La séquence tombe à point nommé pour le président de la République. Attaqué par certains proches sur le déséquilibre de sa politique sociale, critiqué par une partie de sa majorité pour son absence d’humanité dans l’affaire de l’Aquarius, Emmanuel Macron sait qu’il traverse une passe délicate. Quoi de mieux qu’une immersion de deux jours, en Vendée et en Charente-Maritime, où le président devait visiter, jeudi, la base aérienne 721 de Rochefort puis la maison de l’écrivain Pierre Loti pour mesurer sa popularité et faire taire ceux qui pensent l’énarque déconnecté du pays.

« Ces visites sont importantes, reconnaît Bruno Roger-Petit, le porte-parole de l’Elysée. Cela permet au chef de l’Etat de vérifier que le pays profond n’est pas crispé. » Malgré les difficultés, la cote de popularité d’Emmanuel Macron reste à un niveau élevé comparée à celle de ses prédécesseurs au bout d’un an de mandat.
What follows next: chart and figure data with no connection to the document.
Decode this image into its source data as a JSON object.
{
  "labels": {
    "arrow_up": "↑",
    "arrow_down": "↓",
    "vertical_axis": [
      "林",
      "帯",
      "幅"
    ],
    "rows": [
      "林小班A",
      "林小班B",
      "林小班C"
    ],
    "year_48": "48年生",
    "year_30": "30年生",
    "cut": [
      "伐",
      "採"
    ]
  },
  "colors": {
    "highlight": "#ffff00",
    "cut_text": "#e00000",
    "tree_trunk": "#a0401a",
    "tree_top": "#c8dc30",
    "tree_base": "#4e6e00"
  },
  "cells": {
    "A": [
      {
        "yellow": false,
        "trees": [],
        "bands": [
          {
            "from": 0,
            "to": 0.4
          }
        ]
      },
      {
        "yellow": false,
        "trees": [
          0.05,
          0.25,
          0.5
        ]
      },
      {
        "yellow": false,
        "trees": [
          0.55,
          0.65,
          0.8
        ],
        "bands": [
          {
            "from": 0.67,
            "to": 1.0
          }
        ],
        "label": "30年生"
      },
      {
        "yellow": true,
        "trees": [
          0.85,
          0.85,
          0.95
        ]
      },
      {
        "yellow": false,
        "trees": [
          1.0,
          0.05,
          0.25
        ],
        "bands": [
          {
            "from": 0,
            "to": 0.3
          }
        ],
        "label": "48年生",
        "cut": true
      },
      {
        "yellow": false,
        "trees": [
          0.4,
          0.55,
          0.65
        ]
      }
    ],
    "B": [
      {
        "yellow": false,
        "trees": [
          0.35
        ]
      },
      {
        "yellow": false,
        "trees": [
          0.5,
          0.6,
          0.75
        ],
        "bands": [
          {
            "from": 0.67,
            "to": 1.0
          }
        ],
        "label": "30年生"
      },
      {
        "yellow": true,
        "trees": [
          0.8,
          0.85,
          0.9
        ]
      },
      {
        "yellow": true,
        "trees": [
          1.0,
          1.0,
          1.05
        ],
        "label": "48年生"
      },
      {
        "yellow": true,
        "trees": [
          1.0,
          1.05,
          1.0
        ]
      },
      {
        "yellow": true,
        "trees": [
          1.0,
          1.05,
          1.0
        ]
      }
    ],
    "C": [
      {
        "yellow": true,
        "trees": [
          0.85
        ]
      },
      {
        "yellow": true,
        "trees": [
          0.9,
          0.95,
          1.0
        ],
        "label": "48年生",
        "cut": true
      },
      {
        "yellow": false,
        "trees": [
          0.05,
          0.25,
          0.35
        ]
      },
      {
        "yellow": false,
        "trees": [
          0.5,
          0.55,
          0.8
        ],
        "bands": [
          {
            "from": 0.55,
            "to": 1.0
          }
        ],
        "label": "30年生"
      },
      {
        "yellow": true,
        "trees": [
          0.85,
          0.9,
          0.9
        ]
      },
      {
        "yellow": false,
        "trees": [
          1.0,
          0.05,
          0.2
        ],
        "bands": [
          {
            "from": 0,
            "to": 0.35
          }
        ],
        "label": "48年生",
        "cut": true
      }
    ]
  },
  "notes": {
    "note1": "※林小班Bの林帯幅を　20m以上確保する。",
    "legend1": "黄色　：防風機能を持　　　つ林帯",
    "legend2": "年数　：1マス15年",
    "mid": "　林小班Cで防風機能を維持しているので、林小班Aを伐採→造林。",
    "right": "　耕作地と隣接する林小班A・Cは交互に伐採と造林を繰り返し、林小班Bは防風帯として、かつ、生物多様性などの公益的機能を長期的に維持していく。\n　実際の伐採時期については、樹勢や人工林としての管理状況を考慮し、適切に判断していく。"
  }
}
Selon le baromètre Elabe publié le 7 juin, 40 % des Français disent avoir toujours confiance dans l’action du président de la République. Surtout, fait-on remarquer avec satisfaction à l’Elysée, « le socle ne se fissure pas ». Toujours selon Elabe, « seulement » 19 % des électeurs du premier tour de M. Macron se disent déçus de son action.

« Rester ancré dans le réel »

A écouter son entourage, ces « immersions » sont aussi « un moment de détente » bienvenu au milieu des polémiques. « Il apprécie profondément d’être avec les gens. Ces interactions avec la vie de tous les jours, c’est ce qui permet au président de rester ancré dans le réel alors qu’il est en lévitation au palais » de l’Elysée, assure un proche. Emmanuel Macron a d’ailleurs demandé à ses équipes de lui organiser davantage de ces visites sur le terrain, malgré un agenda international très chargé.

Quelques heures plus tôt, le chef de l’Etat s’était également recueilli sur la tombe de Georges Clemenceau, à Mouchamps (Vendée), où il s’était rendu une première fois en août 2016, lorsqu’il était encore ministre de François Hollande. « Savoir se dresser et retrouver (…) la force, la fierté de la République et la force d’âme qui a toujours fait le peuple français, c’est en ça qu’il m’inspire », a déclaré M. Macron, avant de se recueillir devant le carré de terre entouré d’une simple grille de fer forgé où repose « le Tigre ». « L’esprit de défaite peut saisir tout un peuple », a aussi mis en garde le président en référence à l’année 1917, où la France était prête à lâcher face aux offensives allemandes, avant que Clemenceau ne prenne les rênes du pays.

Un moment solennel à l’opposé de la trivialité de la vidéo postée, la veille, par l’Elysée, où l’on voit Emmanuel Macron s’insurger contre « le pognon de dingue » dépensé dans les aides sociales, sans mettre pour autant un terme à la pauvreté. Durant la première journée de son périple, le président n’a pas été interpellé sur le sujet. Son entourage se montrait d’ailleurs très satisfait du « coup de com » dénoncé par Bruno Retailleau, sénateur LR de Vendée, qui avait accueilli le chef de l’Etat à Mouchamps. « Cette vidéo synthétise en très peu de temps la conception des politiques sociales d’Emmanuel Macron. La publier nous a semblé utile car beaucoup de gens s’informent aujourd’hui par les réseaux sociaux », assumait un conseiller. A son époque, Georges Clemenceau avait lui aussi voulu parler directement au plus grand nombre. C’était dans le journal L’Aurore, pour défendre Alfred Dreyfus.